Esta metafórica cegueira – podendo ser entendida como egoísmo ou ambição –, tem, ainda e talvez paradoxalmente, o poder de exaltar a pureza de sentimentos como o amor (assuma este a pele que desejarmos: passional, fraterno, parental, amistoso, …) ou de justificar a agressividade da vingança.


Não podendo (por total desconhecimento ou falta de sensibilidade) versar acerca de questões de carácter técnico, parece ser possível comentar em que medida algumas opções, neste âmbito, contribuem para a vivência sensitiva e emocional do espectador. A falta de visibilidade, a predominância de cores claras e a volatilidade dos limites físicos dos espaços e dos objectos, por exemplo, transmitem instabilidade e insegurança e, desta forma, uma maior proximidade com a vivência idiossincrática (embora interpretável) de cada personagem.

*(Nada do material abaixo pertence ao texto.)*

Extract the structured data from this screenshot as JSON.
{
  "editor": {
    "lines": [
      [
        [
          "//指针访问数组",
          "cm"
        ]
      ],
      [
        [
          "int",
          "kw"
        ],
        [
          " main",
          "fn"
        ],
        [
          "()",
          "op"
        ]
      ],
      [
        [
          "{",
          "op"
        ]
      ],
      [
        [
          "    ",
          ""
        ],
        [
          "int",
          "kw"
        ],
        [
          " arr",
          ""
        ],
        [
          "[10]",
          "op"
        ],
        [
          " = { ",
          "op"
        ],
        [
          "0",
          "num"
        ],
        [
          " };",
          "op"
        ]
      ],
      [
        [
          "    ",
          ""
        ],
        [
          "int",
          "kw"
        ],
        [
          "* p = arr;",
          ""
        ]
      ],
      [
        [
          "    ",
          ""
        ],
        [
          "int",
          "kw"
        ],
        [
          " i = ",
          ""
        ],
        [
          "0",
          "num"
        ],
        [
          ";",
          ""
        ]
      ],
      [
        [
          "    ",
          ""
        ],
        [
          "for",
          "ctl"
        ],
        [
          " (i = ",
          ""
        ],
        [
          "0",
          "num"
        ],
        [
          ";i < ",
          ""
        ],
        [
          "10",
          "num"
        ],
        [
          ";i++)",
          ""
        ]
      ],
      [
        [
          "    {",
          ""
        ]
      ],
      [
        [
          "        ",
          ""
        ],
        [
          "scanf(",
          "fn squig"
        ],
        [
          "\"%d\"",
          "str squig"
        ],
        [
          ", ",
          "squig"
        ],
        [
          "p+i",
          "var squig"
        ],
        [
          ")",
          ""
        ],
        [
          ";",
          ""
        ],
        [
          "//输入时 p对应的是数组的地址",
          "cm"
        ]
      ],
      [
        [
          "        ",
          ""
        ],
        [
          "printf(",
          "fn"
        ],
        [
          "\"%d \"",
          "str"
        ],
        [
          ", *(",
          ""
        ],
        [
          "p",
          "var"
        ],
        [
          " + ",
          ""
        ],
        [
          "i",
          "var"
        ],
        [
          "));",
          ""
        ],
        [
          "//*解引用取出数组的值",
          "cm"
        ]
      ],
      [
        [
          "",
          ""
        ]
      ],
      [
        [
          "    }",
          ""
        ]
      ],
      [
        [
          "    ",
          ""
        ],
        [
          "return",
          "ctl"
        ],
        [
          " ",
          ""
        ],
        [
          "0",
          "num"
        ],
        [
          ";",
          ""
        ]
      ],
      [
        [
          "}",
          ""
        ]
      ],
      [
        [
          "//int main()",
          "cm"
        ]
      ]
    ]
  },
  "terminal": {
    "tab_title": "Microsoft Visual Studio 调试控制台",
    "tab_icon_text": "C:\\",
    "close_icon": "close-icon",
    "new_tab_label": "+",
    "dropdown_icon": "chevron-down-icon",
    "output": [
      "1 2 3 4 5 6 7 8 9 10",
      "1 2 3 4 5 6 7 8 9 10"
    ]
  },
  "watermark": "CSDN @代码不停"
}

No que concerne à experiência pessoal de espectadora, talvez em nenhum outro filme tenha sentido a inquietação e/ou revolta que pude experimentar. Contrariamente à minha vontade, assisti ao filme antes de ter a oportunidade de ler a obra. Esta “ingenuidade” e atitude de entrega/abertura à experiência pode ter contribuído para o envolvimento ao qual me refiro em termos emocionais e avolumado o receio de não vir a aproveitar tudo o que a leitura (por vezes) acrescenta. Surpreendentemente, ler o “Ensaio sobre a Cegueira” após ter visionado a película elevou a experiência a um expoente indescritível –, para além de ter tomado consciência que a visão do autor foi integralmente respeitada pelo realizador, senti-me a rever uma dos melhores filmes da minha vida, podendo usufruir de comentários magnânimes (porque sábios, audazes, irónicos e vividos) de José Saramago!